Department of Orthopaedics, Xiangya Hospital, Central South University, #87 Xiangya Road, Changsha, Hunan, China.
Department of Neurology, The Second Xiangya Hospital, Central South University, Changsha, Hunan, China.
Medicine (Baltimore). 2024 Mar 15;103(11):e37458. doi: 10.1097/MD.0000000000037458.
Currently, there are limited studies assessing ChatGPT ability to provide appropriate responses to medical questions. Our study aims to evaluate ChatGPT adequacy in responding to questions regarding osteoporotic fracture prevention and medical science. We created a list of 25 questions based on the guidelines and our clinical experience. Additionally, we included 11 medical science questions from the journal Science. Three patients, 3 non-medical professionals, 3 specialist doctor and 3 scientists were involved to evaluate the accuracy and appropriateness of responses by ChatGPT3.5 on October 2, 2023. To simulate a consultation, an inquirer (either a patient or non-medical professional) would send their questions to a consultant (specialist doctor or scientist) via a website. The consultant would forward the questions to ChatGPT for answers, which would then be evaluated for accuracy and appropriateness by the consultant before being sent back to the inquirer via the website for further review. The primary outcome is the appropriate, inappropriate, and unreliable rate of ChatGPT responses as evaluated separately by the inquirer and consultant groups.
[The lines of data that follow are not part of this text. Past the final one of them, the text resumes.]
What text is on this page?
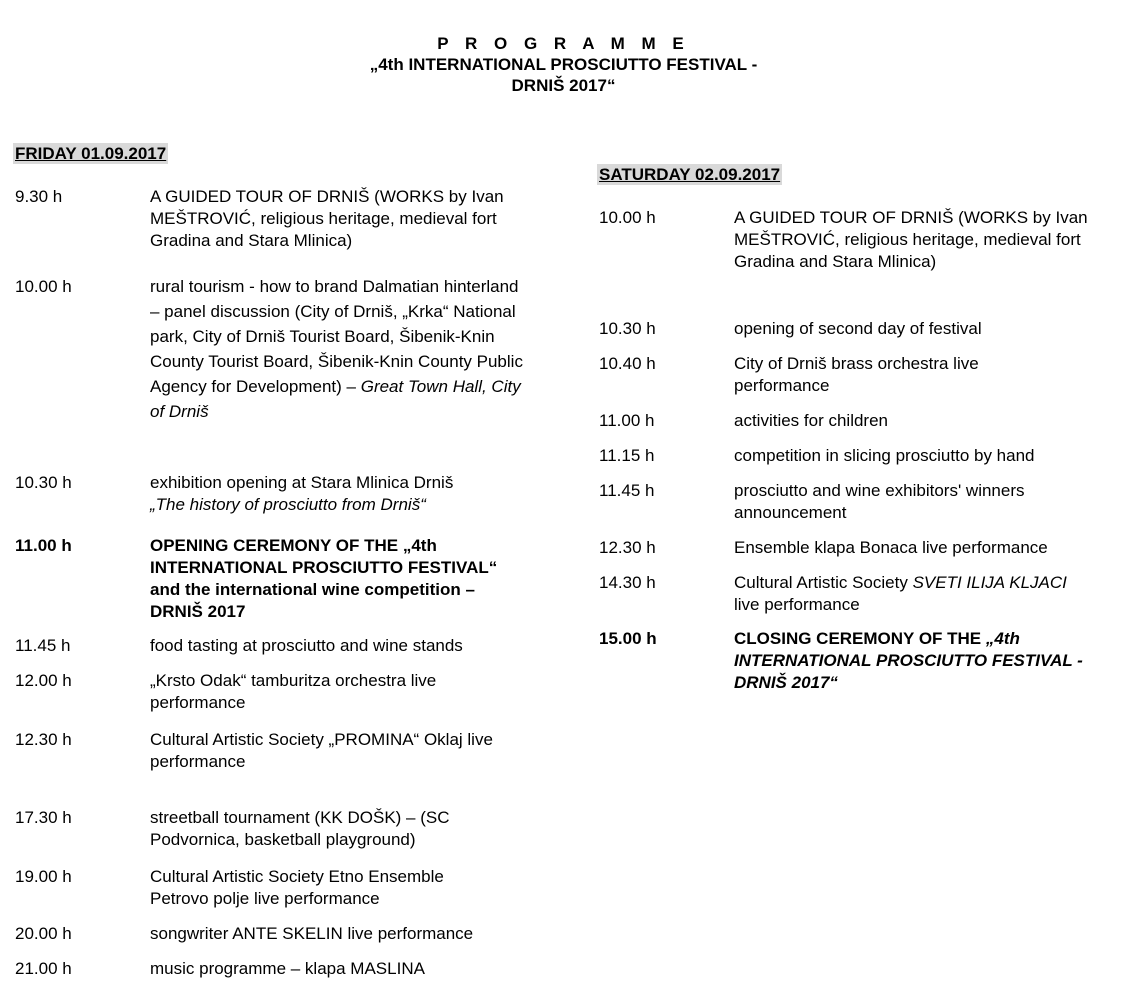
P R O G R A M M E
„4th INTERNATIONAL PROSCIUTTO FESTIVAL -
DRNIŠ 2017“
FRIDAY 01.09.2017
9.30 h	A GUIDED TOUR OF DRNIŠ (WORKS by Ivan MEŠTROVIĆ, religious heritage, medieval fort Gradina and Stara Mlinica)
10.00 h	rural tourism - how to brand Dalmatian hinterland – panel discussion (City of Drniš, „Krka“ National park, City of Drniš Tourist Board, Šibenik-Knin County Tourist Board, Šibenik-Knin County Public Agency for Development) – Great Town Hall, City of Drniš
10.30 h	exhibition opening at Stara Mlinica Drniš
„The history of prosciutto from Drniš“
11.00 h	OPENING CEREMONY OF THE „4th INTERNATIONAL PROSCIUTTO FESTIVAL“ and the international wine competition – DRNIŠ 2017
11.45 h	food tasting at prosciutto and wine stands
12.00 h	„Krsto Odak“ tamburitza orchestra live performance
12.30 h	Cultural Artistic Society „PROMINA“ Oklaj live performance
17.30 h	streetball tournament (KK DOŠK) – (SC Podvornica, basketball playground)
19.00 h	Cultural Artistic Society Etno Ensemble Petrovo polje live performance
20.00 h	songwriter ANTE SKELIN live performance
21.00 h	music programme – klapa MASLINA
SATURDAY 02.09.2017
10.00 h	A GUIDED TOUR OF DRNIŠ (WORKS by Ivan MEŠTROVIĆ, religious heritage, medieval fort Gradina and Stara Mlinica)
10.30 h	opening of second day of festival
10.40 h	City of Drniš brass orchestra live performance
11.00 h	activities for children
11.15 h	competition in slicing prosciutto by hand
11.45 h	prosciutto and wine exhibitors' winners announcement
12.30 h	Ensemble klapa Bonaca live performance
14.30 h	Cultural Artistic Society SVETI ILIJA KLJACI
live performance
15.00 h	CLOSING CEREMONY OF THE „4th INTERNATIONAL PROSCIUTTO FESTIVAL - DRNIŠ 2017“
Compared to orthopedic clinicians, the patients' rating on the appropriateness of ChatGPT responses to the questions about osteoporotic fracture prevention was slightly higher, although the difference was not statistically significant (88% vs 80%, P = .70). For medical science questions, non-medical professionals and medical scientists rated similarly. In addition, the experts' ratings on the appropriateness of ChatGPT responses to osteoporotic fracture prevention and to medical science questions were comparable. On the other hand, the patients perceived that the appropriateness of ChatGPT responses to osteoporotic fracture prevention questions was slightly higher than that to medical science questions (88% vs 72·7%, P = .34). ChatGPT is capable of providing comparable and appropriate responses to medical science questions, as well as to fracture prevention related issues. Both the inquirers seeking advice and the consultants providing advice recognize ChatGPT expertise in these areas.
目前,评估 ChatGPT 提供医学问题适当回答能力的研究有限。我们的研究旨在评估 ChatGPT 在回答与骨质疏松性骨折预防和医学科学相关问题时的充分性。我们根据指南和我们的临床经验创建了一个包含 25 个问题的列表。此外,我们还从《科学》杂志中包含了 11 个医学科学问题。2023 年 10 月 2 日,我们邀请了 3 名患者、3 名非医学专业人士、3 名专科医生和 3 名科学家来评估 ChatGPT3.5 回答的准确性和适当性。为了模拟咨询,咨询者(患者或非医学专业人士)将通过网站向顾问(专科医生或科学家)发送他们的问题。顾问将问题转发给 ChatGPT 以获取答案,然后由顾问评估答案的准确性和适当性,再通过网站将答案发回给咨询者以供进一步审查。主要结果是咨询者和顾问组分别评估的 ChatGPT 回答的适当性、不适当性和不可靠率。与骨科临床医生相比,患者对 ChatGPT 回答关于骨质疏松性骨折预防问题的适当性的评分略高,尽管差异无统计学意义(88%比 80%,P=0.70)。对于医学科学问题,非医学专业人士和医学科学家的评分相似。此外,专家对 ChatGPT 回答骨质疏松性骨折预防和医学科学问题的适当性的评分相当。另一方面,患者认为 ChatGPT 回答骨质疏松性骨折预防问题的适当性略高于回答医学科学问题的适当性(88%比 72.7%,P=0.34)。ChatGPT 能够提供与医学科学问题以及与骨折预防相关问题相当的合适和适当的回答。寻求建议的咨询者和提供建议的顾问都认可 ChatGPT 在这些领域的专业知识。